In recent years LAFCA has adopted gender-neutral acting categories, a change now in its fourth year, which groups nominees and winners by role type rather than sex. The association also highlights non-English-language films, animation and experimental cinema with distinct prizes, reflecting a broader critical agenda that values diversity of form and origin. The 2025 awards continue that pattern, combining high-profile winners with recognition for smaller, community-oriented institutions like Gardena Cinema.
Main Event
The LAFCA vote announced on Sunday consolidated support around One Battle After Another, giving the film both Best Picture and Best Director honors for Paul Thomas Anderson. Voters also named The Secret Agent as runner-up for Best Picture and awarded it Best Film Not in the English Language, underscoring critical interest in its storytelling and craft. Acting honors were split across multiple titles: Rose Byrne and Ethan Hawke shared the Best Lead Performance award for different films, while Stellan Skarsgård and Teyana Taylor won Best Supporting Performance for Sentimental Value and One Battle After Another, respectively.
Technical categories highlighted distinctive visual and editorial work. Adolpho Veloso received Best Cinematography for Train Dreams, and Hannah Beachler won Best Production Design for Sinners, with Marty Supreme’s Ronald Bronstein and Josh Safdie taking Best Editing. Music and score recognition went to Kangding Ray for Sirāt, with Ludwig Göransson as runner-up for Sinners. The choices reflect both established names and critics’ appetite for formally adventurous cinema.
The awards also included a slate of specialty honors: Little Amélie or the Character of Rain won Best Animation over runner-up KPop Demon Hunters; My Undesirable Friends: Part I – Last Air in Moscow won Best Documentary/Nonfiction; and experimental cinema prizes were awarded to Albert Serra and filmmaker Thom Andersen in their respective Douglas Edwards categories. LAFCA additionally presented Eva Victor with the New Generation prize for Sorry, Baby, signaling attention to emerging filmmakers.
Analysis & Implications
LAFCA’s selection of One Battle After Another consolidates critical momentum for a film that combines auteur pedigree with strong actor-driven elements. Paul Thomas Anderson’s win strengthens his awards-season narrative, potentially boosting visibility among Academy voters who track critics’ prizes. However, critics’ awards do not guarantee Oscar success; LAFCA’s choices are influential but not determinative.
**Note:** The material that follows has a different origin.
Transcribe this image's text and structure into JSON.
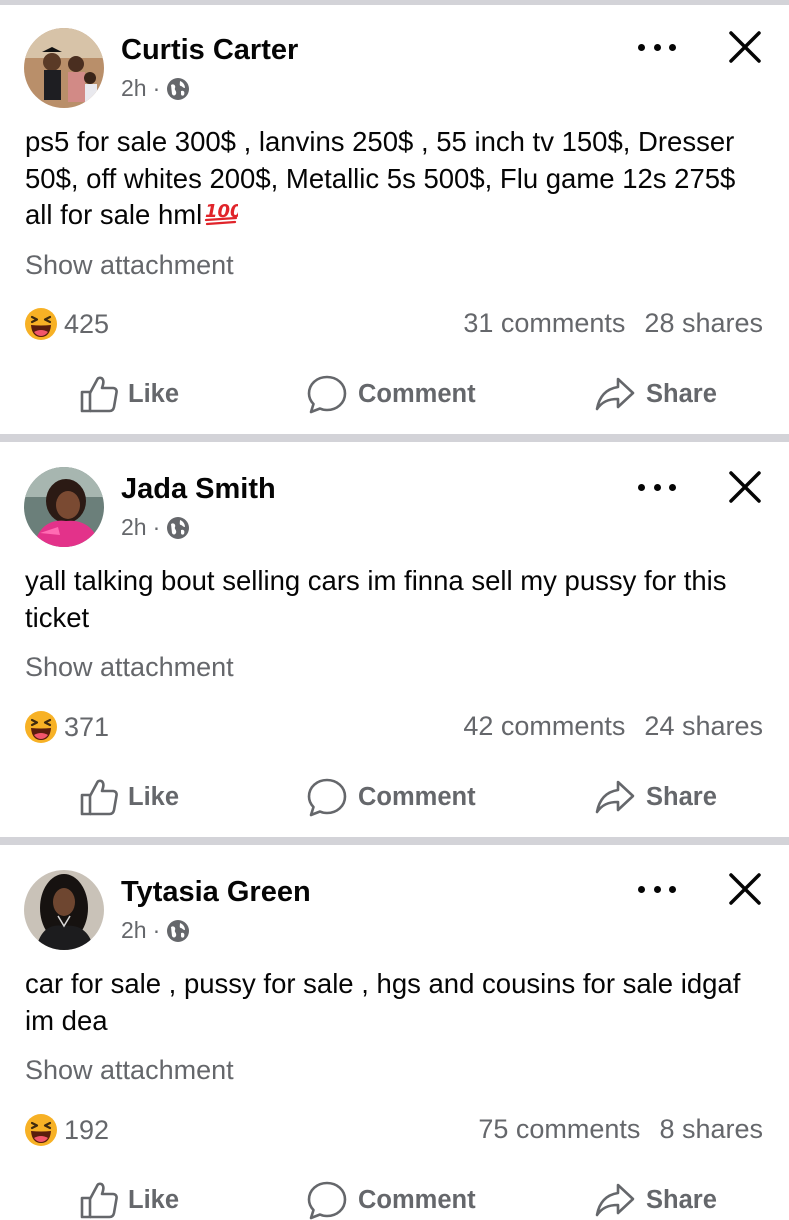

The group’s recognition of The Secret Agent as both runner-up for Best Picture and winner of Best Film Not in the English Language highlights the porous line between domestic and international cinema in critical discourse. Such dual recognition can raise a film’s profile for distributors and awards campaigns, particularly for titles that cross language and market boundaries. The varied technical winners also suggest a critics’ preference this year for distinctive craft contributions rather than only high-profile studio production values.
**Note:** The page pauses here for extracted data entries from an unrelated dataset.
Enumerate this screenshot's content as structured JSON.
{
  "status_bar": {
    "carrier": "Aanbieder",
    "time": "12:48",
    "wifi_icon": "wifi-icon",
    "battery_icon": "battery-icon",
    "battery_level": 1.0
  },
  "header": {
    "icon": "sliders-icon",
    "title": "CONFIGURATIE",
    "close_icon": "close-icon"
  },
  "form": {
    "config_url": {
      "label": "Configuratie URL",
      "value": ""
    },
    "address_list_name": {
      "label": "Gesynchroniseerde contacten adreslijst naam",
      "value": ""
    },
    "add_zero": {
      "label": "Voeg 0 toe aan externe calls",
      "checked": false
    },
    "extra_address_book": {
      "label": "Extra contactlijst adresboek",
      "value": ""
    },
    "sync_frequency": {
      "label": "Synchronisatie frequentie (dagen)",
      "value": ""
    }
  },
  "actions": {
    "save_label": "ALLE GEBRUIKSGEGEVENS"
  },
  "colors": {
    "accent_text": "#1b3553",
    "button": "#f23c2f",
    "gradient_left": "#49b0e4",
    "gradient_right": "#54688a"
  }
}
Gender-neutral acting categories continue to shape award season conversation by focusing attention on the performance itself rather than the performer’s gender. That change alters comparative dynamics—more performances compete in a single pool—so recognition may carry different signaling power for careers and campaigns. For indie venues and community cinemas, the Special Citation for Gardena Cinema underscores critics’ role in advocating for local exhibition and filmgoing infrastructure.
Comparison & Data
| Category | Winner | Runner-up |
|---|---|---|
| Best Picture | One Battle After Another | The Secret Agent |
| Best Director | Paul Thomas Anderson (One Battle After Another) | Ryan Coogler (Sinners) |
| Best Lead Performance | Rose Byrne; Ethan Hawke | Timothée Chalamet; Wagner Moura |
| Best Cinematography | Adolpho Veloso (Train Dreams) | Autumn Durald Arkapaw (Sinners) |
| Best Animation | Little Amélie or the Character of Rain | KPop Demon Hunters |
The table highlights winners compared with immediate runners-up in selected headline categories. LAFCA’s roster mixes auteur-driven picks (Anderson, Veloso) with critics’ endorsements of rising or international works (The Secret Agent, Little Amélie). This pattern—blend of established auteurs and less commercially visible films—is typical of critics groups and can shift festival and distribution priorities in the months after the announcement.
Reactions & Quotes
Officials and critics framed the awards as both a celebration of individual achievement and a defense of local cinematic institutions. LAFCA president Robert Abele praised Philip Kaufman’s career and the association’s decision to honor him with a Career Achievement Award.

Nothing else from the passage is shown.